46 athletes having long and thin lesion upward along iliopsoas tendon on MRI (peritendinitis type) had significantly longer time for return-to-sports than 54 athletes having massive lesion in muscle belly of iliopsoas with clear border (muscle strain type); 20.4 versus 8.6 weeks, p < 0.01. The MRI classification would be useful for the athletes with iliopsoas-related groin pain.

Abstract

Background

We advocated new magnetic resonance imaging (MRI) classification for iliopsoas-related athletic groin pain and compared the time for return-to-sports between the types of new classification.

Methods

Of the consecutive 134 athletes having signal intensity change in iliopsoas on MRI, 100 athletes (17 females and 83 males, mean 17 year-old), who were followed up to return-to-sports, were included in this study. We classified the high signal on short time inversion recovery (STIR) MRI into two types: muscle strain type (massive high signal area in muscle belly of iliopsoas with clear border) and peritendinitis type (long and thin high signal area upward along iliopsoas tendon without clear border).
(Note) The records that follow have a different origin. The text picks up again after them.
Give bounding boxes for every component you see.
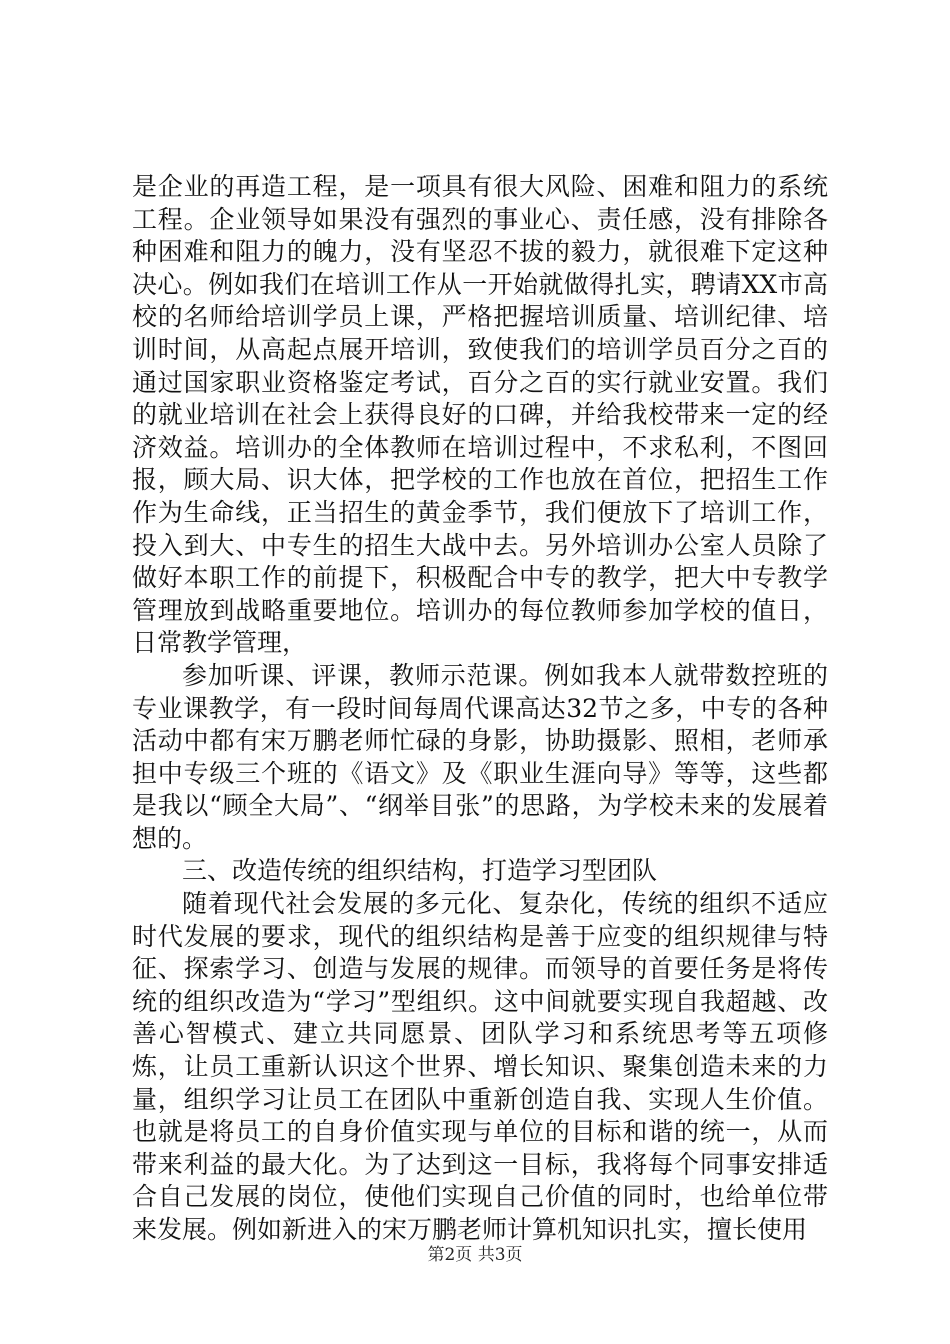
document-body (132, 171, 828, 1247)
section-heading: 三、改造传统的组织结构，打造学习型团队 (182, 856, 658, 886)
paragraph-continuation: 是企业的再造工程，是一项具有很大风险、困难和阻力的系统工程。企业领导如果没有强烈的事业心、责任感，没有排除各种困难和阻力的魄力，没有坚忍不拔的毅力，就很难下定这种决心。例如我们在培训工作从一开始就做得扎实，聘请XX市高校的名师给培训学员上课，严格把握培训质量、培训纪律、培训时间，从高起点展开培训，致使我们的培训学员百分之百的通过国家职业资格鉴定考试，百分之百的实行就业安置。我们的就业培训在社会上获得良好的口碑，并给我校带来一定的经济效益。培训办的全体教师在培训过程中，不求私利，不图回报，顾大局、识大体，把学校的工作也放在首位，把招生工作作为生命线，正当招生的黄金季节，我们便放下了培训工作，投入到大、中专生的招生大战中去。另外培训办公室人员除了做好本职工作的前提下，积极配合中专的教学，把大中专教学管理放到战略重要地位。培训办的每位教师参加学校的值日，日常教学管理， (132, 172, 828, 658)
paragraph-example: 参加听课、评课，教师示范课。例如我本人就带数控班的专业课教学，有一段时间每周代课高达32节之多，中专的各种活动中都有宋万鹏老师忙碌的身影，协助摄影、照相，老师承担中专级三个班的《语文》及《职业生涯向导》等等，这些都是我以“顾全大局”、“纲举目张”的思路，为学校未来的发展着想的。 (132, 660, 828, 853)
page-number-footer: 第2页 共3页 (427, 1245, 523, 1265)
paragraph-learning-organization: 随着现代社会发展的多元化、复杂化，传统的组织不适应时代发展的要求，现代的组织结构是善于应变的组织规律与特征、探索学习、创造与发展的规律。而领导的首要任务是将传统的组织改造为“学习”型组织。这中间就要实现自我超越、改善心智模式、建立共同愿景、团队学习和系统思考等五项修炼，让员工重新认识这个世界、增长知识、聚集创造未来的力量，组织学习让员工在团队中重新创造自我、实现人生价值。也就是将员工的自身价值实现与单位的目标和谐的统一，从而带来利益的最大化。为了达到这一目标，我将每个同事安排适合自己发展的岗位，使他们实现自己价值的同时，也给单位带来发展。例如新进入的宋万鹏老师计算机知识扎实，擅长使用 (132, 889, 828, 1244)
We compared the time from the onset of groin pain to the defection from sports and the time for return-to-sports between the two types using student’s t-test. The rate of patients doing sports including kicking was assessed with use of chi-squared test. As subgroup analysis, we compared the time for return-to-sports between patients of kicking sports and those of non-kicking sports in each muscle strain type and peritendinitis type.

Results

46 athletes were classified as peritendinitis type, and 54 athletes were classified as muscle strain type. The time from the onset of groin pain to the defection from sports was significantly longer in peritendinitis type than muscle strain type (7.1 ± 9.7 weeks and 2.2 ± 7.5 weeks, respectively, p < 0.01). The time from the onset of groin pain to return-to-sports was significantly longer in peritendinitis type than muscle strain type (20.4 ± 14.0 weeks and 8.6 ± 8.3 weeks, respectively, p < 0.01). The time from taking MRI to return-to-sports was significantly longer in peritendinitis type than muscle strain type (12.2 ± 9.6 weeks and 6.2 ± 3.5 weeks, respectively, p < 0.01). The rate of patients doing kicking sports was not significantly different between the two types (76.1 % in peritendinitis type and 68.5 % in muscle strain type, respectively, p = 0.40). In the subgroup analysis of muscle strain type, the patients doing kicking sports had significantly longer time from taking MRI to return-to-sports than those of doing non-kicking sports (7.1 ± 3.4 weeks and 4.1 ± 2.7 weeks, respectively, p < 0.01). In peritendinitis type, there was not significant difference between patients of kicking sports and those of non-kicking sports in the time from taking MRI to return-to sports (12.9 ± 10.1 weeks and 10.1 ± 7.9 weeks, respectively, p = 0.41).

Discussion

On the MRI classification for the high signal on STIR of iliopsoas, peritendinitis type had significantly longer time for return-to-sports than muscle strain type. Different treatment approaches would be appropriate to these two types. The reason why athlete doing kicking sports had longer time for return-to-sports than athletes doing non-kicking sports in muscle strain type may be that kicking would be difficult before healing muscle damage of iliopsoas.